You can’t complain about the production value of the film. It’s got great actors and great cinematography, but as a female and a former student, personally, I found this film to be particularly hard to watch. It is an unforgiving look at the brutalities one human can inflict upon the world, but for all the truth of human nature, Disgrace seems to be overreaching itself in its scope.

It does manage to capture the seriousness and the emotions that accompany rape, both for the victim and the people who try to give comfort. It also touches on animal cruelty, but this seems like barely a footnote in the narrative and no point is ever made in reference to it as a real problem.

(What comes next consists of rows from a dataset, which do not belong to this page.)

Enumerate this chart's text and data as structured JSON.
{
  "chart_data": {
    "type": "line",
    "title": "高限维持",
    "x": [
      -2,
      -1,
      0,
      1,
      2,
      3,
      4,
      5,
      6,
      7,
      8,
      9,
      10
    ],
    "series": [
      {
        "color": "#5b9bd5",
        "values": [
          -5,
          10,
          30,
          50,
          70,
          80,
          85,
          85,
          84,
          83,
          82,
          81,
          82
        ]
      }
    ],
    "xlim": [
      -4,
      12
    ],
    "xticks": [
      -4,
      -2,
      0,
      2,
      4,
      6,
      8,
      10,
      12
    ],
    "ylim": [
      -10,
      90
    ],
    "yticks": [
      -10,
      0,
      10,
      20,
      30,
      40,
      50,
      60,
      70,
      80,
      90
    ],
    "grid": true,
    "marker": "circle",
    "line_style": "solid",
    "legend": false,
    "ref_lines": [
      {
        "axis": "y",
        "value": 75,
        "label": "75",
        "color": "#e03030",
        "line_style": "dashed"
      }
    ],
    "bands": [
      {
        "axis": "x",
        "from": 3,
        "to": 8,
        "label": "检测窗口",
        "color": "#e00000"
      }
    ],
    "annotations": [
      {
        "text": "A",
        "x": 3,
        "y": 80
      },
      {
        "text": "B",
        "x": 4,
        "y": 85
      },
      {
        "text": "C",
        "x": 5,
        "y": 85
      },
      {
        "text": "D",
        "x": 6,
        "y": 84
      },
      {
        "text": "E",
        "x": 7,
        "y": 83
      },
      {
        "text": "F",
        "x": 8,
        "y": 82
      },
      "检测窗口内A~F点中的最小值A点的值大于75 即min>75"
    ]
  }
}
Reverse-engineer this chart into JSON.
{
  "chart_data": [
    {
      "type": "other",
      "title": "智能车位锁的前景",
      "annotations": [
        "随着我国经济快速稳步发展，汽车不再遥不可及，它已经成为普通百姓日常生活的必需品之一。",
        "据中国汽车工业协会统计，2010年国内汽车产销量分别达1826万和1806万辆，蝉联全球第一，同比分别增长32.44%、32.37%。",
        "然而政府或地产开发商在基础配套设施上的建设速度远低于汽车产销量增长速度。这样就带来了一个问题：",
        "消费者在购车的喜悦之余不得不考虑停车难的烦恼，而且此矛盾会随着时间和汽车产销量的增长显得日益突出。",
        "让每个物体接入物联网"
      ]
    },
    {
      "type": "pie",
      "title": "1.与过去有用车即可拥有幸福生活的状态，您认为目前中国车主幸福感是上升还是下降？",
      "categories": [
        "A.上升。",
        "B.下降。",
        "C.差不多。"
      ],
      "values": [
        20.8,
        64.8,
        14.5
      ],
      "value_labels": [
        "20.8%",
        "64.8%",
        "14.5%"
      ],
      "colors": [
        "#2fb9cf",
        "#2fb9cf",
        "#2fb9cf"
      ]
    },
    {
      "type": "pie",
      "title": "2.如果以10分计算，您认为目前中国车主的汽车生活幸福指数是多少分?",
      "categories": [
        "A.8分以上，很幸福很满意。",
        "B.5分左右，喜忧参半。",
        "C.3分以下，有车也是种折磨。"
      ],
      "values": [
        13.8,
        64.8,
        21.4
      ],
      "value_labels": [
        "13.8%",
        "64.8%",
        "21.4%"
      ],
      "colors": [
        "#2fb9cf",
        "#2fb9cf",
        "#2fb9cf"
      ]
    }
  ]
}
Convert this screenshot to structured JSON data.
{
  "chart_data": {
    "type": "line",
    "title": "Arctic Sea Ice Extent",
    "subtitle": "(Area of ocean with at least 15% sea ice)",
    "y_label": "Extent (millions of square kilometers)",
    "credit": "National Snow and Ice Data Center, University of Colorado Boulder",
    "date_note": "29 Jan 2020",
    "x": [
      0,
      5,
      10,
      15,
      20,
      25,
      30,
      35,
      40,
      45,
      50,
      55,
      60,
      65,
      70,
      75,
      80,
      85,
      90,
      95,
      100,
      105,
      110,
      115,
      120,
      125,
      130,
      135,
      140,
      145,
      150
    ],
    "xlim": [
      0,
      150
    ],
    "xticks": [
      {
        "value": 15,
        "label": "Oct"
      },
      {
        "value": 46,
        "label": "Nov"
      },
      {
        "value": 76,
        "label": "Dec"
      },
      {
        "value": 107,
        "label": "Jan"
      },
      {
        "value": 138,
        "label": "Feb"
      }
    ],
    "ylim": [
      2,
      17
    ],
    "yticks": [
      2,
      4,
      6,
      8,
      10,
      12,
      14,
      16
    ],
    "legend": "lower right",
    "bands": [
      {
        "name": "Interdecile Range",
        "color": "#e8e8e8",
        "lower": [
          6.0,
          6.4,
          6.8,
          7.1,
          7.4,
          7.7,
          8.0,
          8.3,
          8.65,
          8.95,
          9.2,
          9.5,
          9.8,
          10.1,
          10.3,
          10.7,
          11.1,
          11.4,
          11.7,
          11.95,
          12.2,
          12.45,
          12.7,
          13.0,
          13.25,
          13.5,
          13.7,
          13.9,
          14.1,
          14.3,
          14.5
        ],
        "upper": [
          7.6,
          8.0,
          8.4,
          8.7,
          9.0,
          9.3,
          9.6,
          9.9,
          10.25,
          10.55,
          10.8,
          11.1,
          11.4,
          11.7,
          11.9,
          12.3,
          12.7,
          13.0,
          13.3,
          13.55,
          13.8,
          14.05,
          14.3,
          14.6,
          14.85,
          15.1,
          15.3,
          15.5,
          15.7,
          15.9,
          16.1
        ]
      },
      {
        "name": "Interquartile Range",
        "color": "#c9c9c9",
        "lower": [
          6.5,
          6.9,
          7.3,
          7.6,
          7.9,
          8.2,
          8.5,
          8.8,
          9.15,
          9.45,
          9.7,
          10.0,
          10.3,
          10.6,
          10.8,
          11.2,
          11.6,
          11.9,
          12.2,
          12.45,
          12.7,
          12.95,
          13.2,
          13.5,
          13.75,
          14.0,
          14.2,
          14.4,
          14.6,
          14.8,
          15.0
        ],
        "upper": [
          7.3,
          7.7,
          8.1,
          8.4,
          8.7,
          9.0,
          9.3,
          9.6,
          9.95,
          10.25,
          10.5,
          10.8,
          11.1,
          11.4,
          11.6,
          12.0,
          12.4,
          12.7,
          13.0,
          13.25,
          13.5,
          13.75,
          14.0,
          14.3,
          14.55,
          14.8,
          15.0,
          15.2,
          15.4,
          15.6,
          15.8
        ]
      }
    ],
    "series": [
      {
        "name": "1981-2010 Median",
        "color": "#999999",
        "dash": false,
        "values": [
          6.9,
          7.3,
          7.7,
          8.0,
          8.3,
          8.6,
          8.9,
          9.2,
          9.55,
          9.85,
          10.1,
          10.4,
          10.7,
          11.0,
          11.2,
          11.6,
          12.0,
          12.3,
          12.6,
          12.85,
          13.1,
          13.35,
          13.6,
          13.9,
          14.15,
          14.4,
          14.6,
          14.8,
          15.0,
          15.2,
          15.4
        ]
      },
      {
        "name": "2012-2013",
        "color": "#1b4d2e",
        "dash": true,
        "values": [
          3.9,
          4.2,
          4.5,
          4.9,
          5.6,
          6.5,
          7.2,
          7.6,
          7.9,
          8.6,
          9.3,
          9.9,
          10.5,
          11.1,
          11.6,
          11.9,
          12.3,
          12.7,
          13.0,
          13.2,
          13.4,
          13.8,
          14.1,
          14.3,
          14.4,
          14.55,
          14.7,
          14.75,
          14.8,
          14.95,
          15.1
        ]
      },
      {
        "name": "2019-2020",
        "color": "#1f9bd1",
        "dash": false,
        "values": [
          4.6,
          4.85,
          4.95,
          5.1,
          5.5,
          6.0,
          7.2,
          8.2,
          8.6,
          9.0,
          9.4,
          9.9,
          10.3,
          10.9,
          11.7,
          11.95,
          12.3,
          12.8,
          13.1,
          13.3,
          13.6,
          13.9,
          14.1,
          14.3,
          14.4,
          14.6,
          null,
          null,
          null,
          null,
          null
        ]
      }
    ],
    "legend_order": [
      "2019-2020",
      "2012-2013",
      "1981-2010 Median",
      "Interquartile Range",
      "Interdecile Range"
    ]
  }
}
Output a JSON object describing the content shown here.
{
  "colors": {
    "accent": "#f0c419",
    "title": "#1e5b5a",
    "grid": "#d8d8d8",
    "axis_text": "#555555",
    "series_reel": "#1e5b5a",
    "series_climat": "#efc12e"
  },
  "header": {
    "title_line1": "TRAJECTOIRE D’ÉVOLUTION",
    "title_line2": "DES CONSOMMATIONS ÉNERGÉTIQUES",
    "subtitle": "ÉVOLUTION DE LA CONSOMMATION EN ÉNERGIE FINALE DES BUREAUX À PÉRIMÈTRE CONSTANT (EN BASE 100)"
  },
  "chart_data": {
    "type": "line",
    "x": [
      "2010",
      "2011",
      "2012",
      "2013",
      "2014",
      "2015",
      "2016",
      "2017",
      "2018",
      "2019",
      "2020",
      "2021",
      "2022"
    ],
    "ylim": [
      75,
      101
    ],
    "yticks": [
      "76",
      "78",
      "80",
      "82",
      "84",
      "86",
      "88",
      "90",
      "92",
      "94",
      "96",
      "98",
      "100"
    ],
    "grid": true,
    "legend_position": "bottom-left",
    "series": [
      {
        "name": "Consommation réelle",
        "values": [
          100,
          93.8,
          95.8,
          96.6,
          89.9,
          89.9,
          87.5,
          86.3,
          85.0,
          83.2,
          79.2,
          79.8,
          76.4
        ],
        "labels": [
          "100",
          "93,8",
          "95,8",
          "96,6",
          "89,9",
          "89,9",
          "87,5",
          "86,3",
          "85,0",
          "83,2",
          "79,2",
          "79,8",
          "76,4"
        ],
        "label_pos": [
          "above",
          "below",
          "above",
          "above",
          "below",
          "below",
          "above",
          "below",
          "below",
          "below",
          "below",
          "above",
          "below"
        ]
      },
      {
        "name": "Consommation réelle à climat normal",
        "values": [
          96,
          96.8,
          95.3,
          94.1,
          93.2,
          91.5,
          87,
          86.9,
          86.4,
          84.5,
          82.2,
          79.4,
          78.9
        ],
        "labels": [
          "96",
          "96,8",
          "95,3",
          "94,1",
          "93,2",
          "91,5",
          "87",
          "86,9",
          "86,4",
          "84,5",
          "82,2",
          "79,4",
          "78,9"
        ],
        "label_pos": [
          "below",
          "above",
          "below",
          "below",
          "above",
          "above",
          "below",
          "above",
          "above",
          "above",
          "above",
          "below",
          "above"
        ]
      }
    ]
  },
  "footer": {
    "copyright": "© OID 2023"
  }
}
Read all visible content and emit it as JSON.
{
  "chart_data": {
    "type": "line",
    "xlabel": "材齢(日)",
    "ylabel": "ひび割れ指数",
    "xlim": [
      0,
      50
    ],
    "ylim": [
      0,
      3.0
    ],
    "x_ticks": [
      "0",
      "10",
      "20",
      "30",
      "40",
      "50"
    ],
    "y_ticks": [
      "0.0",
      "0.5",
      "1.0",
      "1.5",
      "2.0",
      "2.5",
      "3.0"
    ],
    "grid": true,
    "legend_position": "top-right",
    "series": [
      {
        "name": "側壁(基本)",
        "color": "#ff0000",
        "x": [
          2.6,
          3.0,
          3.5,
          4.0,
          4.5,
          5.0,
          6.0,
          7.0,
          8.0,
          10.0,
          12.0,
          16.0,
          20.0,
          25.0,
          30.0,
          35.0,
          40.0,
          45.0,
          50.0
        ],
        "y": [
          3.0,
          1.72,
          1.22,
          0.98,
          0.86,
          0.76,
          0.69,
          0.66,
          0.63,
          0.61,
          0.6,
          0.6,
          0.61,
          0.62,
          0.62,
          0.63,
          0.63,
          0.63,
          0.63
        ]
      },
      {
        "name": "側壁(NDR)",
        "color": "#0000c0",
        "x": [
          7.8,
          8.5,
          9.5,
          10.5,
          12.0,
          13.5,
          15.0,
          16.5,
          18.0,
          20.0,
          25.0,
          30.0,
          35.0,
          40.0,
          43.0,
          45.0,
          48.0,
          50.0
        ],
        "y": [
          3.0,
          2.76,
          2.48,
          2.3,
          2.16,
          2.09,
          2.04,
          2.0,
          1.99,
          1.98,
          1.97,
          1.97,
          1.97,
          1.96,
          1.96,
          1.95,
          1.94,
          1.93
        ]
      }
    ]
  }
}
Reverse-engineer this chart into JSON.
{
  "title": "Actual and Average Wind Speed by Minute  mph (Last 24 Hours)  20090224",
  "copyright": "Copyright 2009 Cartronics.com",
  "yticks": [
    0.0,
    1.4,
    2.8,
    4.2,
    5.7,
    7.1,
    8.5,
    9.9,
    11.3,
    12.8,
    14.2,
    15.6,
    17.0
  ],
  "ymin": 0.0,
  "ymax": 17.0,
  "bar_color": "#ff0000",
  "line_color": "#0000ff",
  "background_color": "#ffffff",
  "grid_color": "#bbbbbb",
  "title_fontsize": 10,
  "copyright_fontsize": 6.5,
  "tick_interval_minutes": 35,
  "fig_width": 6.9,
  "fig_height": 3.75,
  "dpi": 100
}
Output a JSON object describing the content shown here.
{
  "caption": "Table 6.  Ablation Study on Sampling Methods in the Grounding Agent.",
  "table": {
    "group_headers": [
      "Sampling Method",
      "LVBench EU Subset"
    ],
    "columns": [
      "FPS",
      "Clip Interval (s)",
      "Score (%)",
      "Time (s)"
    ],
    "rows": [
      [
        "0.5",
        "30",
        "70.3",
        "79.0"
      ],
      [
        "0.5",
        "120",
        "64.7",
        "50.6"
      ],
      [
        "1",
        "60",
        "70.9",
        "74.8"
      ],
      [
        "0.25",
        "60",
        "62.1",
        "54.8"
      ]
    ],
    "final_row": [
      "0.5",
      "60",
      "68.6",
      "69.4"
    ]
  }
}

One of the key issues is life in a post-Apartheid world. There is still a distinct divide between black and white and the tension between the two makes seemingly minor infractions escalate into groundbreaking, earth-shattering events. Yet somehow, these race relation issues seem downplayed in comparison to Lurie’s gender relation trespasses and his own internal struggle with his own masculinity.

Maybe it’s just that I’m a white girl in suburban Los Angeles, but apart from a general sense of hostility from both sides, it felt more like a comment on law enforcement in impoverished areas.

The film is powerful, but it is heavy and it is hard. It strikes a chord, but is it a chord you really want struck?

Grade: B



Disgrace releases in select theaters Sept. 25.